Peak Reliability keeps the lights on with real-time data
- Highlight 1Allowed visualization of SCADA and other sensor data within a geospatial context
- Highlight 2Provided situational intelligence for grid operators
- Highlight 3Enabled grid operators to simulate contingencies to address threats to grid reliability
In August 2016, the Blue Cut Fire erupted in Southern California’s San Bernardino County, short-circuiting a 500-kilovolt transmission line. Meanwhile, in Peak Reliability’s control room, operators were working to get information on the area and direction of the fire to keep the lights on in Southern California. The stakes were high—175,000 homes and businesses in the Los Angeles area were at risk of an outage. The analytics available to the operators lacked the necessary geographic context, however, and they were forced to redispatch power generation to bypass the damaged facilities. This costly and less-than-optimal solution required the local power company to pay tariffs for using electricity from outside the balancing authority. After purchasing the Enterprise Agreement (EA), however, Peak Reliability was able to process and share data in real time.
The balancing act in high-voltage electrical transmission
The Western Interconnection is a transmission network that links 24 transmission operators (TOPs). It provides power to more than 80 million people over 1.8 million square miles stretching from northern Canada to Baja Mexico. The TOPs model their network and points of interconnection with adjacent power companies. Peak Reliability receives these network models in order to model the entire Western Interconnection network and provide critical data and information to TOPs.

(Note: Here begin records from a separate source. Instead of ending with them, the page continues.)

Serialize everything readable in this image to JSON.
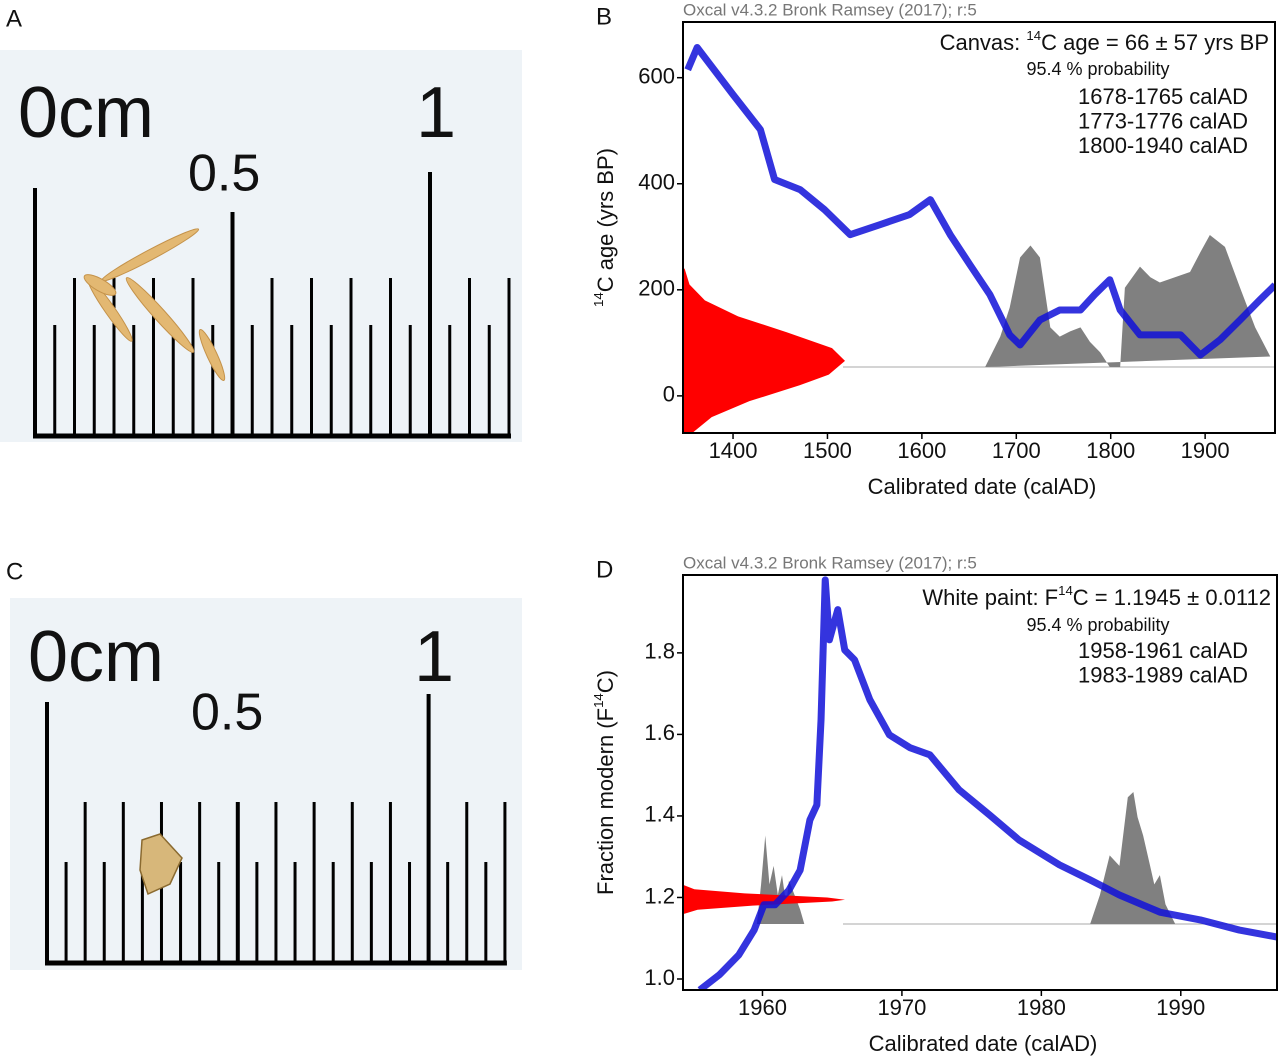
{
  "panels": [
    {
      "label": "A",
      "ruler": {
        "zero": "0cm",
        "half": "0.5",
        "one": "1"
      }
    },
    {
      "label": "C",
      "ruler": {
        "zero": "0cm",
        "half": "0.5",
        "one": "1"
      }
    }
  ],
  "chart_data": [
    {
      "type": "line",
      "label": "B",
      "header": "Oxcal v4.3.2 Bronk Ramsey (2017); r:5",
      "annotation": [
        "Canvas: ",
        "14",
        "C age = 66 ± 57 yrs BP"
      ],
      "probability_label": "95.4 % probability",
      "ranges": [
        "1678-1765 calAD",
        "1773-1776 calAD",
        "1800-1940 calAD"
      ],
      "xlabel": "Calibrated date (calAD)",
      "ylabel": [
        "14",
        "C age (yrs BP)"
      ],
      "xlim": [
        1347,
        1974
      ],
      "ylim": [
        -70,
        705
      ],
      "xticks": [
        1400,
        1500,
        1600,
        1700,
        1800,
        1900
      ],
      "yticks": [
        0,
        200,
        400,
        600
      ],
      "color": "#1010d8",
      "x": [
        1352,
        1362,
        1400,
        1429,
        1444,
        1471,
        1497,
        1524,
        1556,
        1587,
        1609,
        1630,
        1651,
        1672,
        1693,
        1704,
        1725,
        1746,
        1768,
        1783,
        1799,
        1810,
        1831,
        1852,
        1874,
        1895,
        1916,
        1937,
        1958,
        1974
      ],
      "values": [
        615,
        657,
        568,
        502,
        408,
        389,
        351,
        304,
        323,
        342,
        370,
        304,
        247,
        191,
        115,
        96,
        143,
        162,
        162,
        191,
        219,
        162,
        115,
        115,
        115,
        77,
        106,
        143,
        181,
        209
      ],
      "calendar_probability": {
        "color": "#808080",
        "x": [
          1667,
          1683,
          1693,
          1704,
          1715,
          1725,
          1736,
          1746,
          1757,
          1768,
          1778,
          1789,
          1799,
          1810,
          1815,
          1831,
          1842,
          1852,
          1868,
          1884,
          1895,
          1905,
          1921,
          1937,
          1953,
          1969
        ],
        "values": [
          0,
          0.23,
          0.45,
          0.83,
          0.92,
          0.83,
          0.3,
          0.23,
          0.27,
          0.3,
          0.19,
          0.11,
          0,
          0,
          0.6,
          0.76,
          0.68,
          0.64,
          0.68,
          0.72,
          0.87,
          1,
          0.91,
          0.6,
          0.3,
          0.08
        ]
      },
      "radiocarbon_probability": {
        "color": "#ff0000",
        "y": [
          -70,
          -40,
          -10,
          20,
          40,
          66,
          90,
          120,
          150,
          180,
          210,
          240
        ],
        "values": [
          0.057,
          0.177,
          0.41,
          0.72,
          0.9,
          1,
          0.92,
          0.64,
          0.34,
          0.135,
          0.04,
          0.01
        ]
      }
    },
    {
      "type": "line",
      "label": "D",
      "header": "Oxcal v4.3.2 Bronk Ramsey (2017); r:5",
      "annotation": [
        "White paint: F",
        "14",
        "C  = 1.1945 ± 0.0112"
      ],
      "probability_label": "95.4 % probability",
      "ranges": [
        "1958-1961 calAD",
        "1983-1989 calAD"
      ],
      "xlabel": "Calibrated date (calAD)",
      "ylabel": [
        "Fraction modern (F",
        "14",
        "C)"
      ],
      "xlim": [
        1954.3,
        1996.9
      ],
      "ylim": [
        0.973,
        1.991
      ],
      "xticks": [
        1960,
        1970,
        1980,
        1990
      ],
      "yticks": [
        {
          "value": 1,
          "label": "1.0"
        },
        1.2,
        1.4,
        1.6,
        1.8
      ],
      "color": "#1010d8",
      "x": [
        1955.5,
        1956.9,
        1958.3,
        1959.4,
        1960.1,
        1960.9,
        1961.9,
        1962.7,
        1963.4,
        1963.9,
        1964.2,
        1964.5,
        1964.8,
        1965.4,
        1965.9,
        1966.6,
        1967.7,
        1969.1,
        1970.6,
        1972.0,
        1974.1,
        1976.3,
        1978.4,
        1981.3,
        1983.5,
        1985.6,
        1988.5,
        1991.4,
        1994.2,
        1996.9
      ],
      "values": [
        0.973,
        1.01,
        1.059,
        1.12,
        1.182,
        1.182,
        1.218,
        1.267,
        1.39,
        1.427,
        1.636,
        1.979,
        1.832,
        1.906,
        1.807,
        1.783,
        1.685,
        1.599,
        1.567,
        1.55,
        1.464,
        1.402,
        1.341,
        1.28,
        1.243,
        1.206,
        1.164,
        1.145,
        1.12,
        1.103
      ],
      "calendar_probability": {
        "color": "#808080",
        "x": [
          1959.6,
          1959.9,
          1960.2,
          1960.5,
          1960.8,
          1961.1,
          1961.4,
          1961.7,
          1961.9,
          1962.3,
          1962.7,
          1963.0,
          1983.5,
          1984.2,
          1984.9,
          1985.6,
          1986.2,
          1986.6,
          1986.9,
          1987.3,
          1987.8,
          1988.1,
          1988.5,
          1988.9,
          1989.6
        ],
        "values": [
          0,
          0.3,
          0.67,
          0.3,
          0.44,
          0.22,
          0.37,
          0.15,
          0.33,
          0.22,
          0.11,
          0,
          0,
          0.22,
          0.52,
          0.44,
          0.96,
          1,
          0.81,
          0.67,
          0.44,
          0.3,
          0.37,
          0.15,
          0
        ]
      },
      "radiocarbon_probability": {
        "color": "#ff0000",
        "y": [
          1.16,
          1.17,
          1.18,
          1.19,
          1.1945,
          1.2,
          1.21,
          1.22,
          1.23
        ],
        "values": [
          0.009,
          0.09,
          0.43,
          0.92,
          1,
          0.89,
          0.38,
          0.07,
          0.007
        ]
      }
    }
  ]
}
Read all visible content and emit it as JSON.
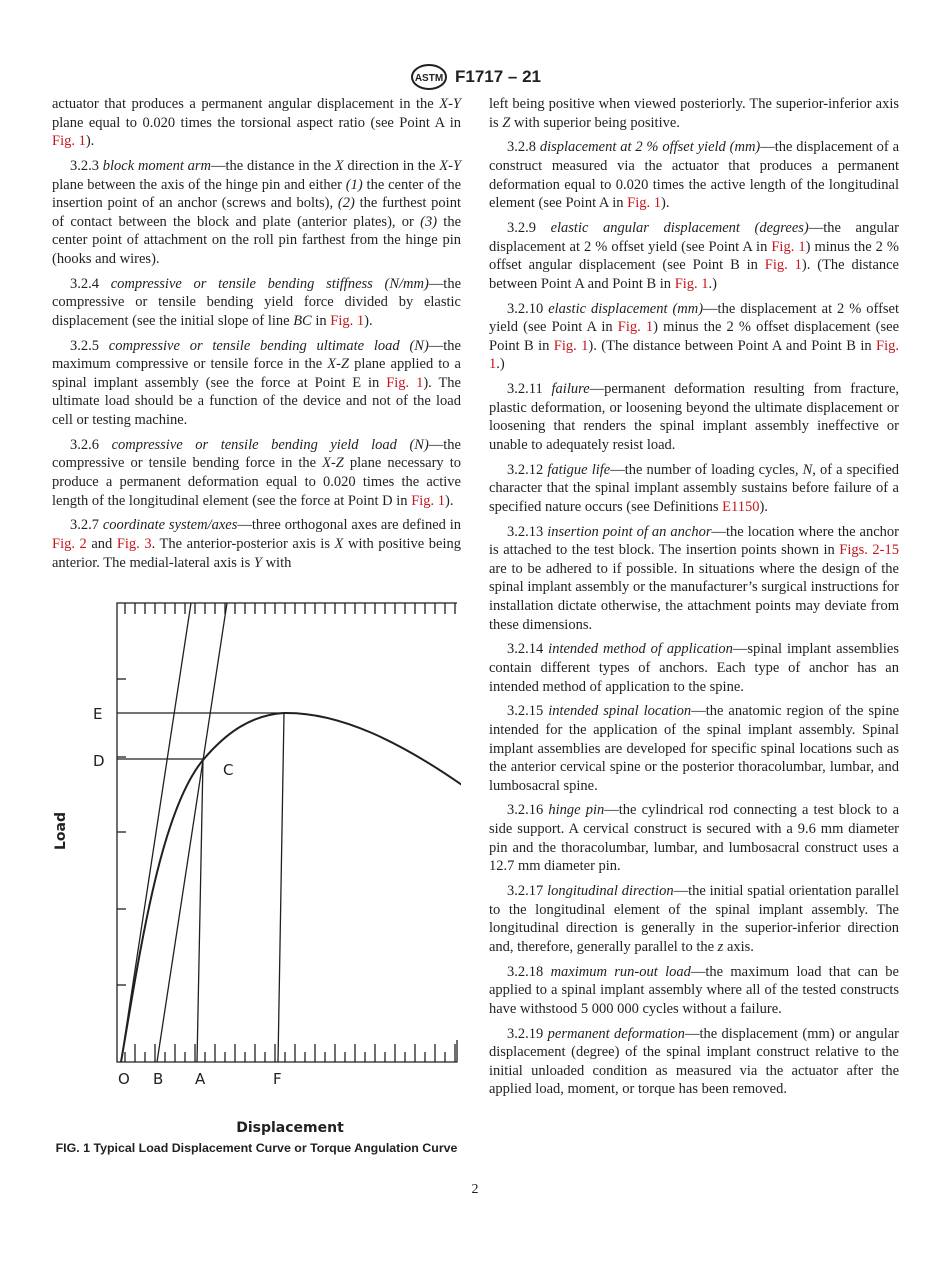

Severe weather and natural disasters, such as the Blue Cut Fire, are major challenges for Western Interconnection grid operators. Wildfires and landslides are seasonal occurrences, and daily temperatures can fluctuate up to 50°F. Because electricity is not stored, disturbances and imbalances can cause blackouts. Therefore, it is critical that Peak Reliability and transmission operators continually monitor and maintain the balance between generation and demand to prevent outages. Peak Reliability was using a system consisting of many components bound together when the Blue Cut Fire struck. This system was costly to develop and difficult to maintain, and, as evidenced by the fire, did not fully meet operational and customer needs.
A smarter way to manage the gridPeak Reliability purchased the EA in 2013 to allow it to harmonize and consolidate device data. The goal was to help TOPs more easily spot and resolve problems. The company uses the PI System to collect, structure, store, and visualize sensor data in real time. The Asset Framework enables communication between systems.
"Systems that need to communicate with each other about the same equipment speak different languages,” said Dayna Aronson, enterprise solutions architect at Peak Reliability. “They have different models, units, nomenclature, process, and terminology. We use the PI System Asset Framework to consolidate and normalize all of this information. It is our Rosetta Stone."
Peak Reliability also developed a system called the Peak Visualization Platform (PVP) that monitors and visualizes sensor and equipment data geographically to help TOPs respond to disturbances. The system’s Esri and PI System components required little to no coding.
"We implemented the PI Integrator for Esri ArcGIS to connect the PI System with Esri’s ArcGIS platform,” said Aronson. “The technology allows the visualization of SCADA and other sensor data within a geospatial context. We use Esri’s Operations Dashboard to visually monitor the grid. The dashboard provides critical situational awareness for our operators when they have to make rapid decisions."
Today, Peak Reliability collects 440,000 data streams, many updated every 10 seconds. In addition, the company has deployed a synchrophasor network on the Western Interconnection. The network updates collected data 30 times per second. All the data generated from the networks and the 8,000 substations that Peak Reliability monitors comes into the company’s control room. Here, operators continually review more than 13,000 displays for anomalies that could lead to disruptions in the grid.
Keeping the future bright
The PI System provides Peak Reliability with a less costly, easier-to-maintain system that helps TOPs operators keep the lights on for million of customers. The company plans to implement additional use cases.
"One thing that is very interesting to us is including a geospatial context for the real-time contingency-analysis (RTCA) displays,” said Aronson. “These displays provide a five-minute-ahead, what-if scenario analysis of possible grid conditions.
“The RTCA application simulates more than 8,000 contingencies, which it prioritizes based on their potential negative impact on the operation of the grid,” he added. “We are going to georeference the RTCA results and superimpose them over the topology of the network to give the control-room operators the locational intelligence needed to make quick and well-considered decisions in the event of a facility failure, negative contingency, or other event that threatens the reliability of the grid.”